Lockdown diary: Return to Cockaynes

The speed of change in Spring never ceases to amaze, and a privilege of ‘lockdown’ is that is gives us the excuse, with little else crowding in on our existence, to see those changes in close up and on a  regular basis. So, a week since we last exercised our right to exercise there, back to Cockaynes, and a series of remarkable changes. Budburst is almost complete, Sweet Chestnut in particular providing a sculptural and subtly colourful backdrop in the again crystal clear light.

Likewise, spears of Bracken thrusting skyward and starting to unfurl eagle-winged fronds demonstrate the reasoning behind the second part of its scientific name Pteridium aquilinum.

 

In some respects, the pace of change may have been pushed hard this year by the ongoing lack of rain, and grass-shrivelling, lichen-crisping drought. Last week’s botanical highlights had gone in the ‘Blinks of an eye’, and the most sandy patches are now almost flowerless, apart from newly emerging, red-stemmed Early Hair-grass. The wildlife shouts mid-May rather than mid-April, as if lockdown has given Nature the time to start cranking the seasonal wheel a touch faster.
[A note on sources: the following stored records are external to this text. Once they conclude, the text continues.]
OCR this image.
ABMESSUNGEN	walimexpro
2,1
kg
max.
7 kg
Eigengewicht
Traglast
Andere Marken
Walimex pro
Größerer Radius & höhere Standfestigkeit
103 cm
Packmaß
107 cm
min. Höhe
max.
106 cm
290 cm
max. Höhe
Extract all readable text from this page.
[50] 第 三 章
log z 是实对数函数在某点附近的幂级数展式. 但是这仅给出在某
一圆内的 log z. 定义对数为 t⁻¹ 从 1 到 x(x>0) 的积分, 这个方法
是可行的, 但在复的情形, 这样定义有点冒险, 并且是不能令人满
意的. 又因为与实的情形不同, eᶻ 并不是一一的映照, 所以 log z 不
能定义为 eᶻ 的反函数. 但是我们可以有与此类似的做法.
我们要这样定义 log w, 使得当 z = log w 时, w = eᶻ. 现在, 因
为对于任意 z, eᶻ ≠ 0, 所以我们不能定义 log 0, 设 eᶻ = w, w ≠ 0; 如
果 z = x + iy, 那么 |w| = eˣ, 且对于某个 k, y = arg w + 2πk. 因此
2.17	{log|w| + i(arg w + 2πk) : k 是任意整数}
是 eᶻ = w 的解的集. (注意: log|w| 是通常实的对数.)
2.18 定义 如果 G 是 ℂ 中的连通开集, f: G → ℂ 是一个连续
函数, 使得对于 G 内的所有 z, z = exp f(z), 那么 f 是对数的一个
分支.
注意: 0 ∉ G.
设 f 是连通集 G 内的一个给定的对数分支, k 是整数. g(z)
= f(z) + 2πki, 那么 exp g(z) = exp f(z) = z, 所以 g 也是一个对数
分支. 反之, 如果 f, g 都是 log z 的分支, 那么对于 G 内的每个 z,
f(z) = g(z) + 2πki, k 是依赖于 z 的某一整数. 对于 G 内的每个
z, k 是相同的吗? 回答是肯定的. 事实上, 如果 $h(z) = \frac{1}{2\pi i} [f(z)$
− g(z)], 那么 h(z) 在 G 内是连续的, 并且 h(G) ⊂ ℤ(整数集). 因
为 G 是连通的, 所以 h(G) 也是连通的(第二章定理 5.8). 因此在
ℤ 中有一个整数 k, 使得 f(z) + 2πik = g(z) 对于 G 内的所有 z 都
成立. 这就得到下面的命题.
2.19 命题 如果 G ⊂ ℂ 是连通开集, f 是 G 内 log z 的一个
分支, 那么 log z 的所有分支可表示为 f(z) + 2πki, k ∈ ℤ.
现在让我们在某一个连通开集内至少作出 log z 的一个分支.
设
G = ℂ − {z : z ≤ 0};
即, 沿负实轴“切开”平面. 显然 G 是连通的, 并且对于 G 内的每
Gorse of course is pretty much immune to drought, and still flowering profusely. And attracting numerous newly emerged Green Hairstreaks, beautiful when seen at rest, but in flittery flight almost impossible to follow, despite the intense metallic green iridescence of their underwings.

And in similar places, Speckled Yellow moths, a rather sparsely distributed species in Essex, skipped numerously around the patches of Wood Sage, its larval food plant.

Lots of other new emergences apparent this week included dancing fairies, flocks of then around the birches – courtship swarms of Green Longhorn moths…

… and herds of St Mark’s flies everywhere, after their first tentative appearances yesterday. Great food for the Swallows overhead, they are two days early, coming out on St George’s Day rather than St Mark’s…though one cannot imagine St G would be too upset. Spreading his patronage over a diverse portfolio, from England to Ethiopia, Catalonia to Estonia and syphilitics to plague victims, he is clearly not too precious to allow St M’s flies to muscle into his action. And later in the day, above the flat, the wheeling, snapping groups of Black-headed Gulls were presumably cashing in on this bounty, they way they do when nests of flying ants emerge later in the season.